Gabriel Matzneff, seul et séparé, par Bruno Lafourcade

Publié le par hodie

Dans quelques jours, les Éditions Léo Scheer publieront Les Émiles de Gab la Rafale, le nouveau livre de Gabriel Matzneff. Sur l’œuvre de cet écrivain, les Éditions du Sandre feront également paraître, très bientôt, un ouvrage collectif.

En attendant que les lecteurs puissent se plonger dans ces deux volumes (qui feront du reste lobjet dun ou de plusieurs articles dans notre revue), Hodie leur propose, de notre collaborateur Bruno Lafourcade, un texte qui offre un tour dhorizon du travail de cet écrivain.


 


L’opprobre pèse sur quelques écrivains contemporains, dont Gabriel Matzneff. Or, et c’est une de ses prouesses totalisantes, sinon totalitaires, l’ostracisme oblige quiconque veut étudier l’auteur des Lèvres menteuses à moins parler de ses livres que de cet ostracisme-là : quand le silence qui les couvre est rompu, c’est pour que ce silence soit encore le sujet d’étude ; et c’est un nouveau puits où tombe l’œuvre, une seconde nuit où elle s’enfonce.

Les raisons pour lesquelles on devient un objet de scandale sont souvent encombrées de causes apparentes, qui en recouvrent d’autres, parfois moins claires, sinon moins honorables ; quand elles ne sont pas de pure réputation, comme celles qui accablent Raoul Dolet, un des héros de Mamma, li Turchi !, et autoportrait de Matzneff en cinéaste : « Ce fut son quatrième film, L’amour est un enfant nu, histoire d’une passion entre une adolescente de quatorze ans et un avocat de soixante-dix, qui lui donna la célébrité et une réputation soufrée qui allait désormais lui coller à la peau telle que la tunique de Déjanire au corps d’Hercule. » Il est ainsi convenu d’attribuer l’indignité où l’on tient Matzneff à son goût pour « les moins de seize ans ». La relation de ses amours, dans ses carnets intimes singulièrement (et non uniquement, puisqu’elles occupent aussi une part de ses romans, de ses poèmes, quand leur lit ne déborde pas ses essais), l’aurait coupé, lui qui pourtant par nature n’en fut jamais très proche, de la vie publique.
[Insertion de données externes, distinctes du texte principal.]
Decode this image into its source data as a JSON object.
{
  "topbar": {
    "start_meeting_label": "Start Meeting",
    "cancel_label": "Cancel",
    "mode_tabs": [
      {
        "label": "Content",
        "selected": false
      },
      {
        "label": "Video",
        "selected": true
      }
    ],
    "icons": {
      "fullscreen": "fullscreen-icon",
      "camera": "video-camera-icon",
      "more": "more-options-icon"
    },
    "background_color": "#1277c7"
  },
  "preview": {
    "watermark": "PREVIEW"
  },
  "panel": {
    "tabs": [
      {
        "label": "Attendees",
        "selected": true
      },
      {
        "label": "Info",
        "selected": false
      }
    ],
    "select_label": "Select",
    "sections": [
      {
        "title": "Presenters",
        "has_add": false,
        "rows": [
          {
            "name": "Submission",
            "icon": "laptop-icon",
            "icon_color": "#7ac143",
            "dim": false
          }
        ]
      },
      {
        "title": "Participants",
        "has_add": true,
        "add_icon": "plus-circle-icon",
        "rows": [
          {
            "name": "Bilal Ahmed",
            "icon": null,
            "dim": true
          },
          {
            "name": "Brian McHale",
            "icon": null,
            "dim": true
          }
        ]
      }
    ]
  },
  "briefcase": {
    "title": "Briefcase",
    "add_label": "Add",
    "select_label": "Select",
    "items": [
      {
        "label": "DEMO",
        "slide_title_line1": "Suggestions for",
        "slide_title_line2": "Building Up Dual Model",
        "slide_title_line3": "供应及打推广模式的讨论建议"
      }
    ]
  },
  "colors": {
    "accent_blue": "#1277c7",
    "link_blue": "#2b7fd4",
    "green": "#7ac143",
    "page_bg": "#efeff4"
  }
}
Si la société – et toutes les sociétés en ses avatars : la famille, l’Église, la presse, les Lettres – s’est, partiellement ou entièrement, divertie de lui, la raison en est moins sa vie jugée dissolue, qui ne sera jamais qu’un prétexte, que le sentiment d’horreur que la foule éprouve depuis toujours, avec ce sûr instinct de bête pour ce qui est étranger à sa race, à l’égard de qui la tient pour méprisable. Si le monde n’aime pas qu’un sensuel dise son plaisir à savourer ses fruits, à en mordre la chair, à en sucer le jus, elle a horreur que le même lui crache le noyau au visage. Elle déteste qu’on lui dise, comme Gide dans les Faux-monnayeurs : « Aucun raisonnement ne saurait me convaincre que l’addition d’unités sordides puisse donner un total exquis » ; ou comme Matzneff lui-même dans « Un jeune homme seul », une chronique consacrée à un fait-divers, et qui fit scandale quand il la fit paraître en 1964 dans Combat (et qu’il recueillit en 1986 dans Le Sabre de Didi) : « On ne peut pas prendre la défense de l’Étrangleur : le meurtre d’un enfant est le plus irrémissible des crimes. Mais si affreux que soit l’assassinat du petit Luc, on est fasciné par cette étonnante révolte d’un individu contre la morale du troupeau. Si l’Étrangleur se réfugiait chez moi, je ne sais si je le livrerais. »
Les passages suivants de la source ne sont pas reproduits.